(OTTAWA) — Green Party of Canada Leader Elizabeth May is calling on her Conservative counterpart, Andrew Scheer, to stand up to his own senators and order them to stop obstructing legislation that will phase out whale and dolphin captivity.
“[Conservative senators’] procedural delay of this legislation disappoints the tens of thousands of Canadians who wish to see a vote on this bill, and reflects poorly on the national Conservative caucus,” said Ms. May in an open letter to the Conservative Party leader.
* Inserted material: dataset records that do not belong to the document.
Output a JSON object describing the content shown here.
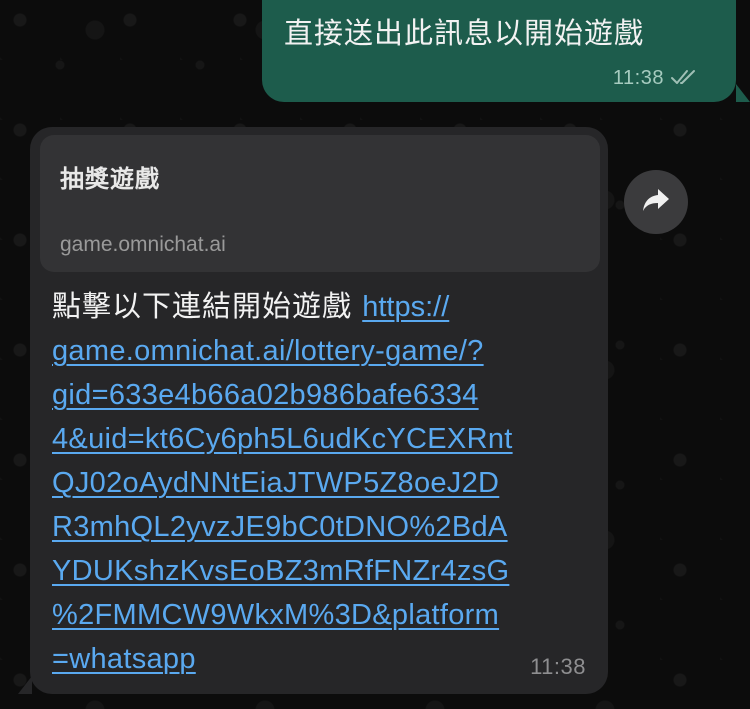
{
  "outgoing": {
    "text": "直接送出此訊息以開始遊戲",
    "time": "11:38",
    "status_icon": "double-check-icon"
  },
  "incoming": {
    "preview": {
      "title": "抽獎遊戲",
      "domain": "game.omnichat.ai"
    },
    "text_prefix": "點擊以下連結開始遊戲 ",
    "link_lines": [
      "https://",
      "game.omnichat.ai/lottery-game/?",
      "gid=633e4b66a02b986bafe6334",
      "4&uid=kt6Cy6ph5L6udKcYCEXRnt",
      "QJ02oAydNNtEiaJTWP5Z8oeJ2D",
      "R3mhQL2yvzJE9bC0tDNO%2BdA",
      "YDUKshzKvsEoBZ3mRfFNZr4zsG",
      "%2FMMCW9WkxM%3D&platform",
      "=whatsapp"
    ],
    "time": "11:38"
  },
  "forward_button": {
    "icon": "forward-arrow-icon"
  },
  "colors": {
    "outgoing_bubble": "#1d5c4c",
    "incoming_bubble": "#262628",
    "link": "#5aa9f0",
    "background": "#0c0c0c"
  }
}
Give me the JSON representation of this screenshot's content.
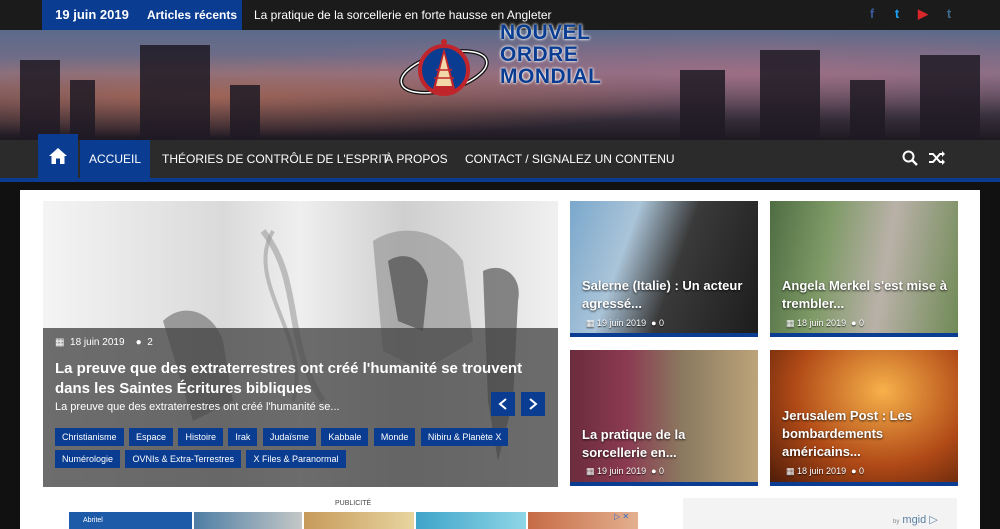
{
  "topbar": {
    "date": "19 juin 2019",
    "recent_label": "Articles récents",
    "ticker": "La pratique de la sorcellerie en forte hausse en Angleter",
    "social": [
      {
        "icon": "facebook-icon",
        "glyph": "f",
        "color": "#3b5998"
      },
      {
        "icon": "twitter-icon",
        "glyph": "t",
        "color": "#1da1f2"
      },
      {
        "icon": "youtube-icon",
        "glyph": "▶",
        "color": "#d8262a"
      },
      {
        "icon": "tumblr-icon",
        "glyph": "t",
        "color": "#3e6a8c"
      }
    ]
  },
  "header": {
    "logo_line1": "NOUVEL",
    "logo_line2": "ORDRE",
    "logo_line3": "MONDIAL",
    "brand_color": "#0a3d91"
  },
  "nav": {
    "home_icon": "home-icon",
    "items": [
      "ACCUEIL",
      "THÉORIES DE CONTRÔLE DE L'ESPRIT",
      "À PROPOS",
      "CONTACT / SIGNALEZ UN CONTENU"
    ],
    "search_icon": "search-icon",
    "shuffle_icon": "shuffle-icon"
  },
  "slider": {
    "date": "18 juin 2019",
    "comments": "2",
    "title": "La preuve que des extraterrestres ont créé l'humanité se trouvent dans les Saintes Écritures bibliques",
    "excerpt": "La preuve que des extraterrestres ont créé l'humanité se...",
    "tags": [
      "Christianisme",
      "Espace",
      "Histoire",
      "Irak",
      "Judaïsme",
      "Kabbale",
      "Monde",
      "Nibiru & Planète X",
      "Numérologie",
      "OVNIs & Extra-Terrestres",
      "X Files & Paranormal"
    ]
  },
  "cards": [
    {
      "title": "Salerne (Italie) : Un acteur agressé...",
      "date": "19 juin 2019",
      "comments": "0"
    },
    {
      "title": "Angela Merkel s'est mise à trembler...",
      "date": "18 juin 2019",
      "comments": "0"
    },
    {
      "title": "La pratique de la sorcellerie en...",
      "date": "19 juin 2019",
      "comments": "0"
    },
    {
      "title": "Jerusalem Post : Les bombardements américains...",
      "date": "18 juin 2019",
      "comments": "0"
    }
  ],
  "ads": {
    "label": "PUBLICITÉ",
    "first_ad_text": "Abritel",
    "mgid_prefix": "by",
    "mgid": "mgid"
  }
}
Ms. May was referring to a series of tactics that have kept the bill in the Senate since it was introduced more than two years ago, in December, 2015. Bill S-203, the Ending the Captivity of Whales and Dolphins Act, would phase out the captivity of whales, dolphins and porpoises (cetaceans) and was originally introduced by retired Senator Wilfred Moore. It is now sponsored by Senator Murray Sinclair.
In her letter to Mr. Scheer, Ms. May highlighted a series of manoeuvres Conservative senators have used to hamstring the bill, including a little-used tactic known as a hoist amendment and a closed-door effort to quietly kill the bill last June. The latest ploy is a Conservative effort to not allow the bill to come to the Senate floor for final reading, despite the fact that it was passed, with amendments, by the Senate Committee on Fisheries and Oceans by a vote of 9-5.”
Ms. May said that, while she personally strongly supports the bill, the real issue is the constant delaying tactics. And while she supports the changes being made to create an independent Senate, the behaviour of Conservative senators is reminiscent of other abuses of process, including efforts to delay debate on transgender rights, the gender-neutral national anthem, and cannabis legalization.
“Those who support phasing out the captivity of whales, dolphins and porpoises in Canada are not afraid of losing a democratic vote,” said Ms. May. “The same cannot be said of members of the Conservative Senate caucus, given their repeated efforts to frustrate the democratic process.”